O reconhecimento do indivíduo como sendo um amigo resulta de alcançar-se uma especial transcendência sem a qual não existe integração do outro. A minha perspectiva, que é a de alguém que estuda o Humano e o Não-Humano em todas as acepções, é a de que essa integração só acontece quando o indivíduo perde a forma e se abstractiza em pura ideia.
Com efeito, percepcionamos a nossa própria forma de maneira parcelar, abstracta ou até invisível — um mapa mais completo é sempre uma forma imanente do espelho, da fotografia, feitiços que evidenciam a realidade de o Eu ser transparente, amorfo, interior, secreto, arisco a representações. Olha-se para o espelho, olha-se para a fotografia e pensa-se que o Eu não está nessas imagens: de algum modo, no acto da estampagem, ele fugiu, metamorfoseou-se, disfarçou-se ou converteu-se em algo com que não nos identificamos verdadeiramente. O fantasma da Mente, essa chispa frágil a que chamamos o Eu abandonou essas intersticiais representações, se é que, alguma vez, tenha nelas residido. Vemos e sentimos através do Eu, da nossa identidade, da nossa história pessoal, mas não o vemos: é uma película imaterial, incicatrizável.

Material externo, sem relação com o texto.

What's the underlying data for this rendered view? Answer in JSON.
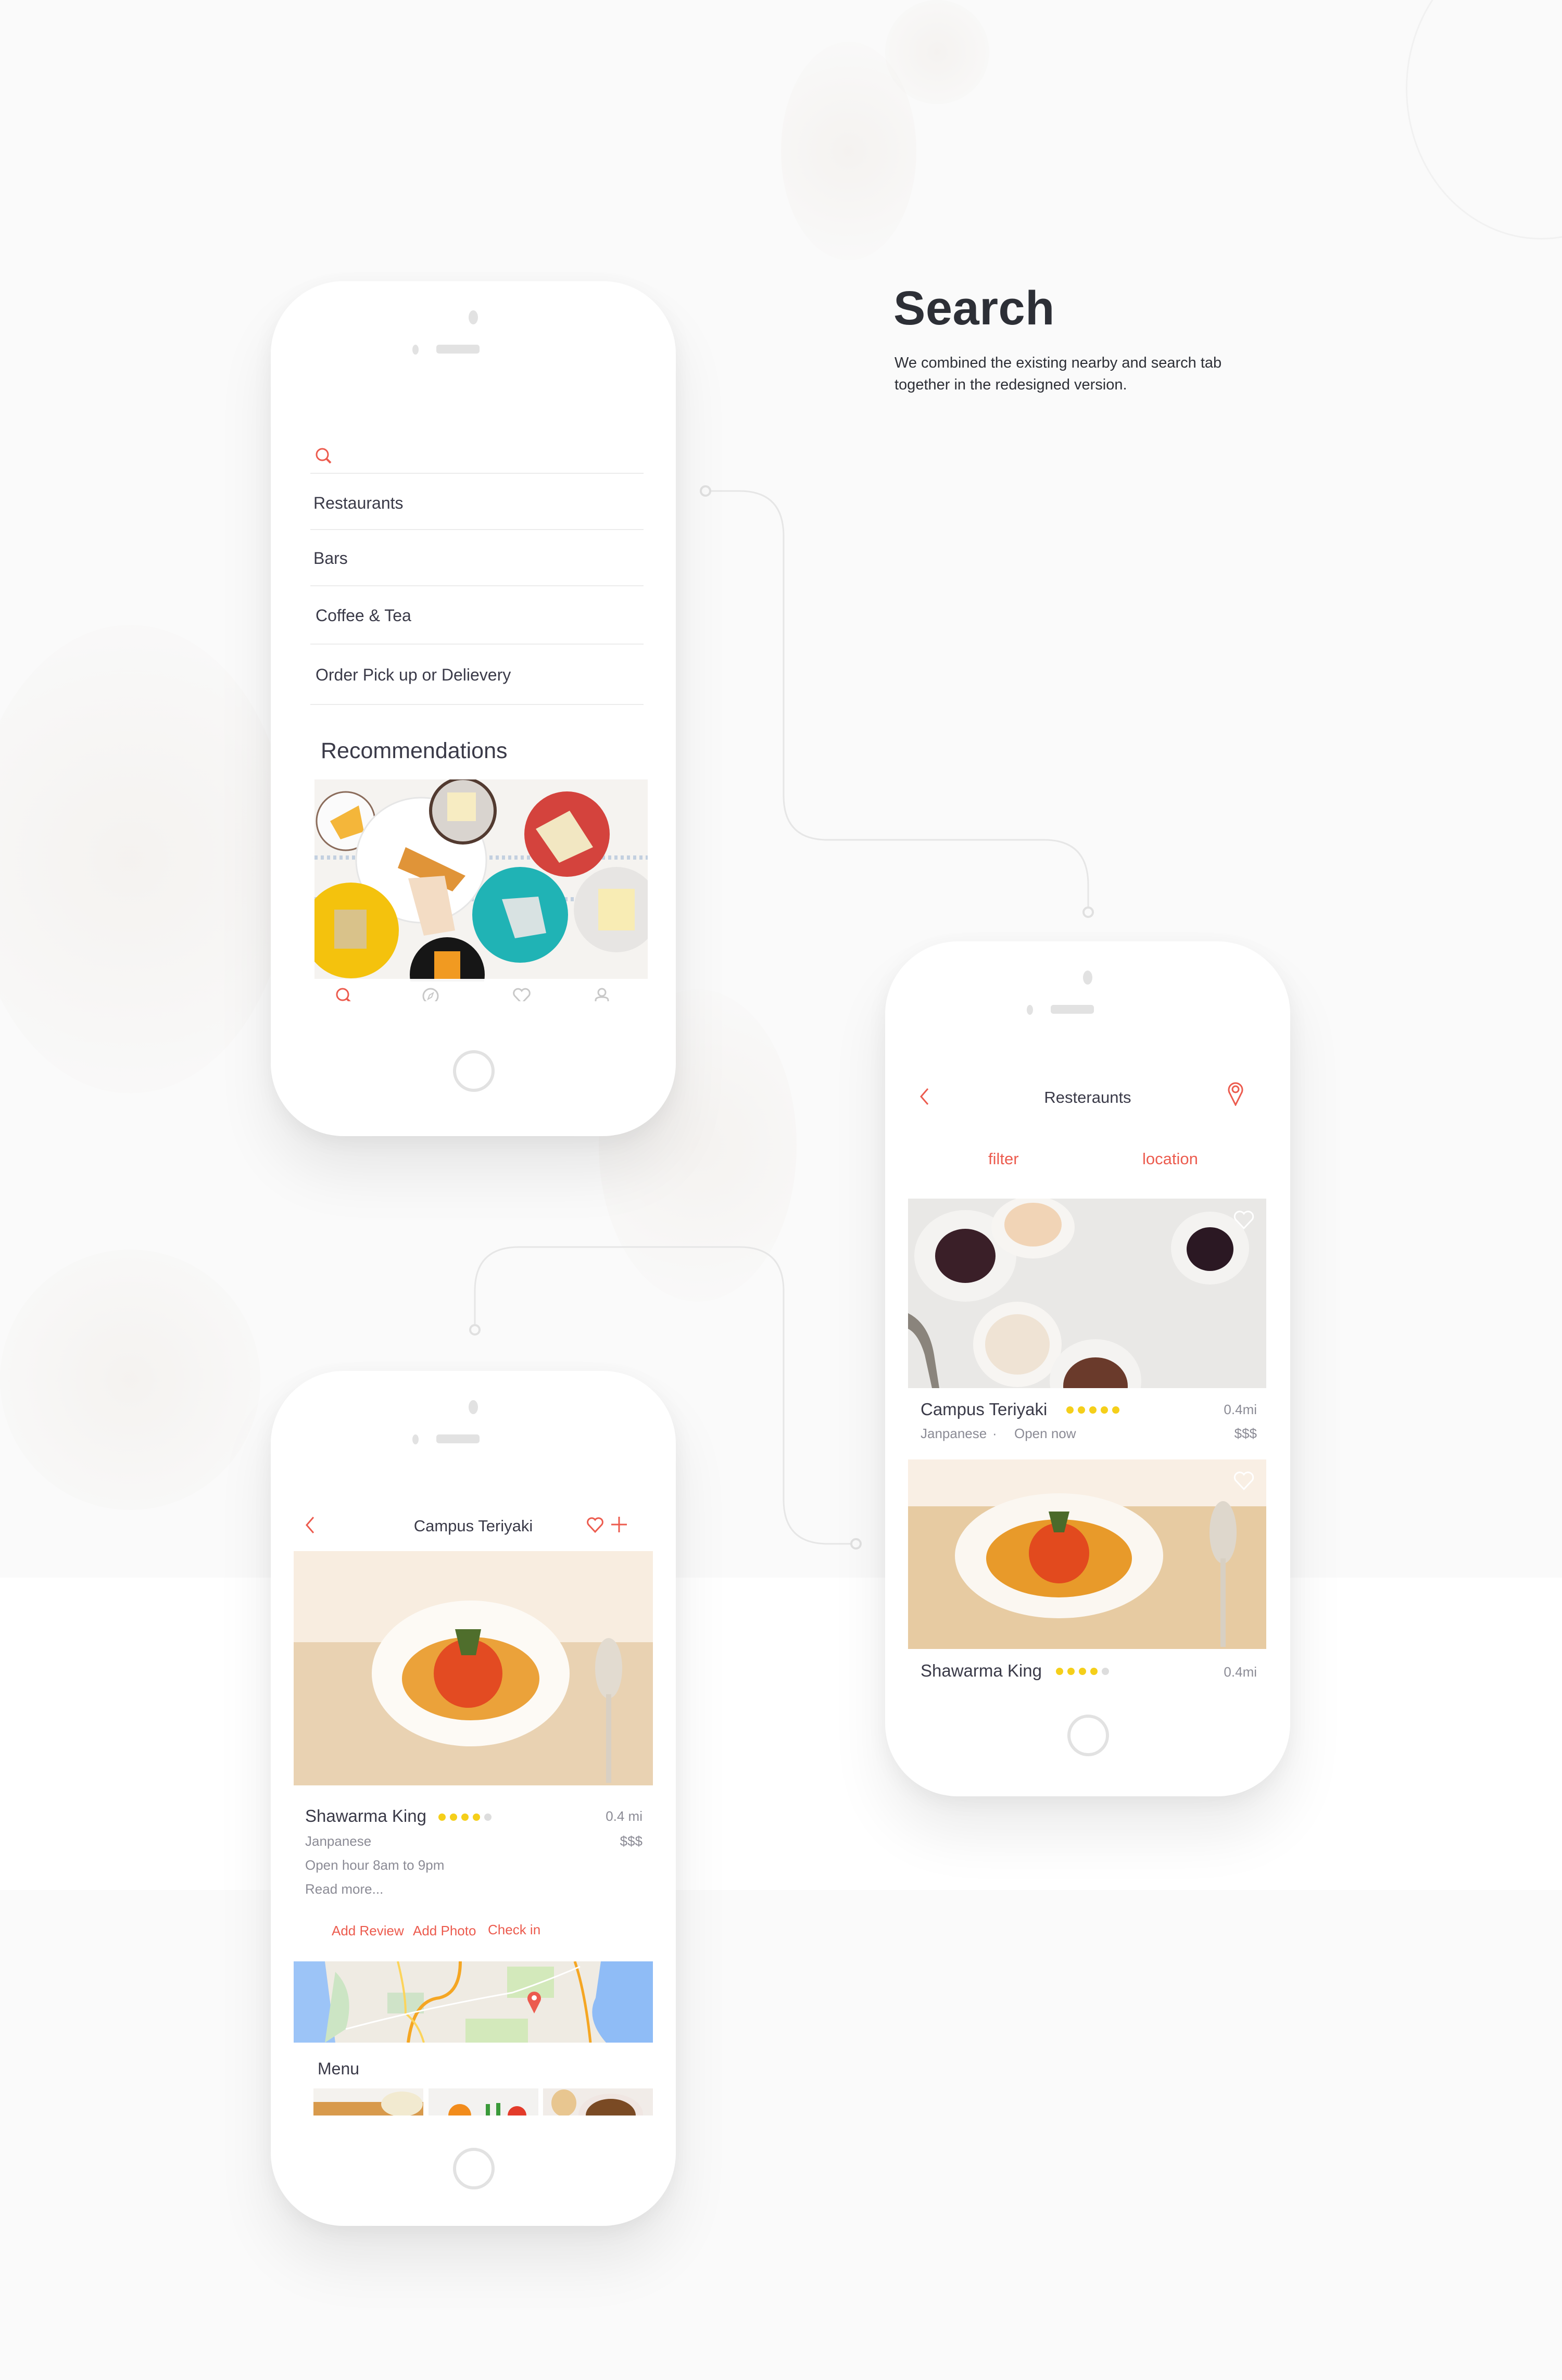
{
  "section": {
    "title": "Search",
    "description": "We combined the existing nearby and search tab together in the redesigned version."
  },
  "colors": {
    "accent": "#ec5b4e",
    "rating_on": "#f5cf1a",
    "rating_off": "#dddddd",
    "text_primary": "#3a3a48",
    "text_secondary": "#8b8b95",
    "background": "#fafafa"
  },
  "phone_search": {
    "search_icon": "search-icon",
    "search_placeholder": "",
    "categories": [
      {
        "label": "Restaurants"
      },
      {
        "label": "Bars"
      },
      {
        "label": "Coffee & Tea"
      },
      {
        "label": "Order Pick up or Delievery"
      }
    ],
    "recommendations_title": "Recommendations",
    "recommendation_image": "cheese-platter-photo",
    "tabbar": [
      {
        "name": "search",
        "icon": "search-icon",
        "active": true
      },
      {
        "name": "explore",
        "icon": "compass-icon",
        "active": false
      },
      {
        "name": "favorites",
        "icon": "heart-icon",
        "active": false
      },
      {
        "name": "profile",
        "icon": "user-icon",
        "active": false
      }
    ]
  },
  "phone_list": {
    "title": "Resteraunts",
    "back_icon": "chevron-left-icon",
    "location_icon": "map-pin-icon",
    "filter_label": "filter",
    "location_label": "location",
    "results": [
      {
        "name": "Campus Teriyaki",
        "rating": 5,
        "rating_max": 5,
        "distance": "0.4mi",
        "cuisine": "Janpanese",
        "separator": "·",
        "status": "Open now",
        "price": "$$$",
        "image": "sauces-photo"
      },
      {
        "name": "Shawarma King",
        "rating": 4,
        "rating_max": 5,
        "distance": "0.4mi",
        "image": "tomato-soup-photo"
      }
    ]
  },
  "phone_detail": {
    "title": "Campus Teriyaki",
    "back_icon": "chevron-left-icon",
    "heart_icon": "heart-icon",
    "add_icon": "plus-icon",
    "name": "Shawarma King",
    "rating": 4,
    "rating_max": 5,
    "distance": "0.4 mi",
    "cuisine": "Janpanese",
    "price": "$$$",
    "hours": "Open hour 8am to 9pm",
    "read_more": "Read more...",
    "actions": [
      {
        "label": "Add Review"
      },
      {
        "label": "Add Photo"
      },
      {
        "label": "Check in"
      }
    ],
    "menu_title": "Menu",
    "menu_items": [
      "pancake-photo",
      "salad-photo",
      "broth-photo"
    ]
  }
}
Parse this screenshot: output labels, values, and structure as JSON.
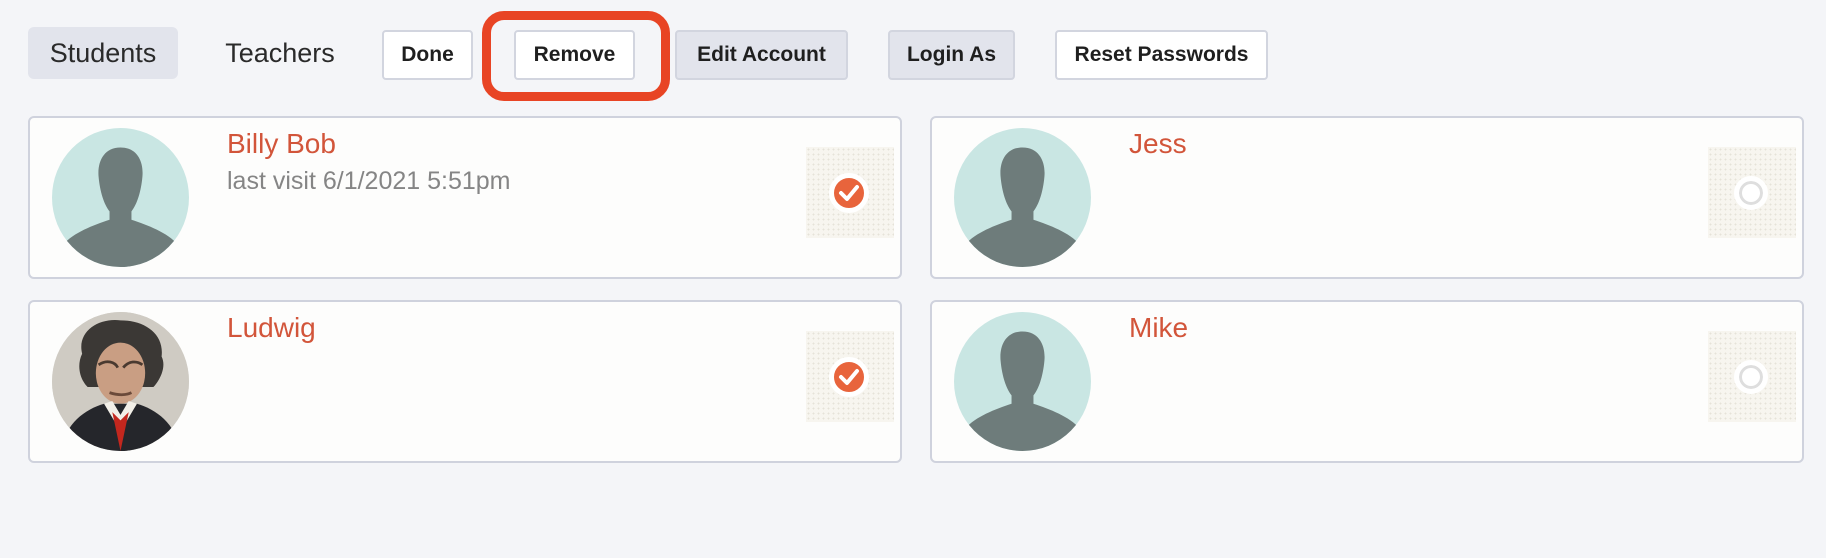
{
  "toolbar": {
    "tabs": [
      {
        "label": "Students",
        "active": true
      },
      {
        "label": "Teachers",
        "active": false
      }
    ],
    "buttons": {
      "done": "Done",
      "remove": "Remove",
      "edit_account": "Edit Account",
      "login_as": "Login As",
      "reset_passwords": "Reset Passwords"
    },
    "highlighted_button": "remove"
  },
  "students": [
    {
      "name": "Billy Bob",
      "last_visit": "last visit 6/1/2021 5:51pm",
      "avatar": "silhouette-icon",
      "selected": true
    },
    {
      "name": "Jess",
      "last_visit": "",
      "avatar": "silhouette-icon",
      "selected": false
    },
    {
      "name": "Ludwig",
      "last_visit": "",
      "avatar": "portrait-photo",
      "selected": true
    },
    {
      "name": "Mike",
      "last_visit": "",
      "avatar": "silhouette-icon",
      "selected": false
    }
  ],
  "colors": {
    "accent": "#d2553a",
    "check": "#e8643c",
    "highlight": "#e84424",
    "avatar_bg": "#c9e6e3",
    "silhouette": "#6e7c7b"
  }
}
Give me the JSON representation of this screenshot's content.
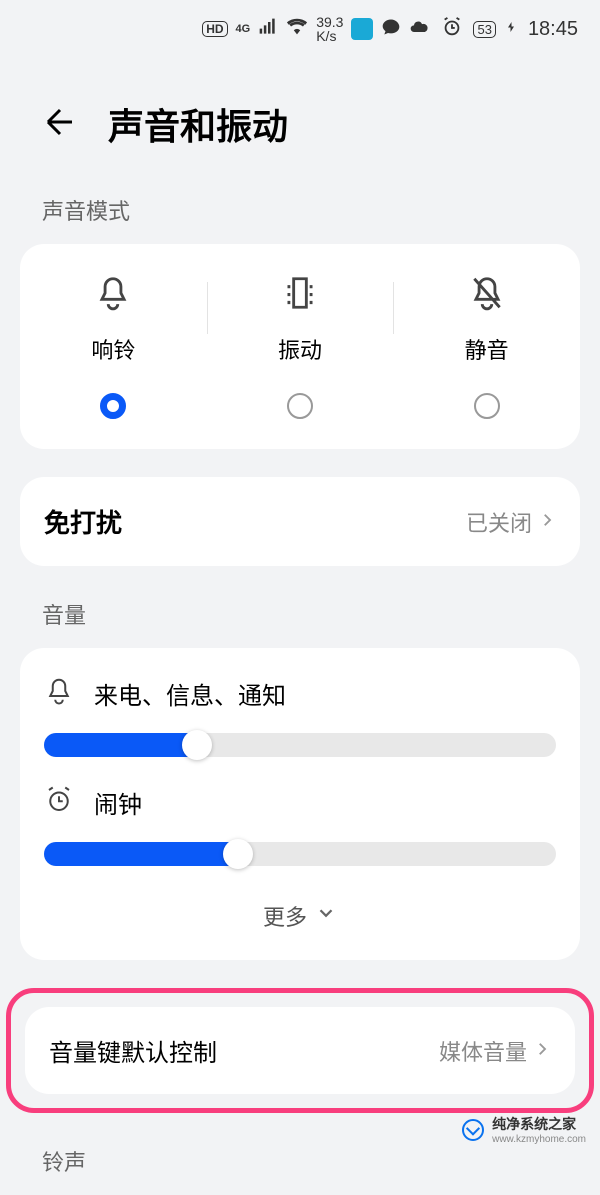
{
  "status_bar": {
    "hd_badge": "HD",
    "net_gen": "4G",
    "net_speed_top": "39.3",
    "net_speed_bot": "K/s",
    "battery": "53",
    "time": "18:45"
  },
  "page_title": "声音和振动",
  "sections": {
    "sound_mode": {
      "label": "声音模式",
      "modes": [
        {
          "name": "ring",
          "label": "响铃",
          "selected": true
        },
        {
          "name": "vibrate",
          "label": "振动",
          "selected": false
        },
        {
          "name": "mute",
          "label": "静音",
          "selected": false
        }
      ]
    },
    "dnd": {
      "title": "免打扰",
      "value": "已关闭"
    },
    "volume": {
      "label": "音量",
      "sliders": [
        {
          "name": "ring-notif",
          "label": "来电、信息、通知",
          "percent": 30
        },
        {
          "name": "alarm",
          "label": "闹钟",
          "percent": 38
        }
      ],
      "more_label": "更多"
    },
    "volume_key": {
      "title": "音量键默认控制",
      "value": "媒体音量"
    },
    "ringtone_label": "铃声"
  },
  "watermark": {
    "main": "纯净系统之家",
    "url": "www.kzmyhome.com"
  }
}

Assim, essa espectral e coloidal entidade, sem forma, talvez simbólica, mas certamente metafísica, só entende, só comunica, através da linguagem da diafanidade — gramática de celofane, segundo a qual o Humano e o Não-Humano são rebatidos num único e unidimensional plano de existência. Aí, o Ele não tem forma: tal como o Eu, ele transforma-se em pura ideia; e, como tal, é integrado na nossa identidade como um Amigo, como indissolúvel parte de nós.
Inseparável do Sujeito, do Eu, o Ele é observado na sua dimensão simbólica, metafísica, fantástica. Em particular, o Não-Humano, porque exige uma maior faculdade de abstractização, uma maior sensibilidade — um maior talento. A maior alegria de integrar o Não-Humano na nossa transparência, na nossa invisível plasticidade, esse domínio de fantasia e sonhos — onde se voa e se vence a Morte, ambas capacidades não-humanas — é vê-lo a aproximar-se não como Não-Humano, mas como Amigo.
Sem forma, sem qualquer substancial, palpável, catalogável subdivisão, mas tão incorpóreo e simbólico quanto o Eu, do qual é agora inseparável.
A maior emoção, a maior felicidade é a de não ver um animal, não ver quatro patas, não ver um cão ou um gato ou uma ave, não ver formas, não ver pêlo nem penas, mas ver um Amigo.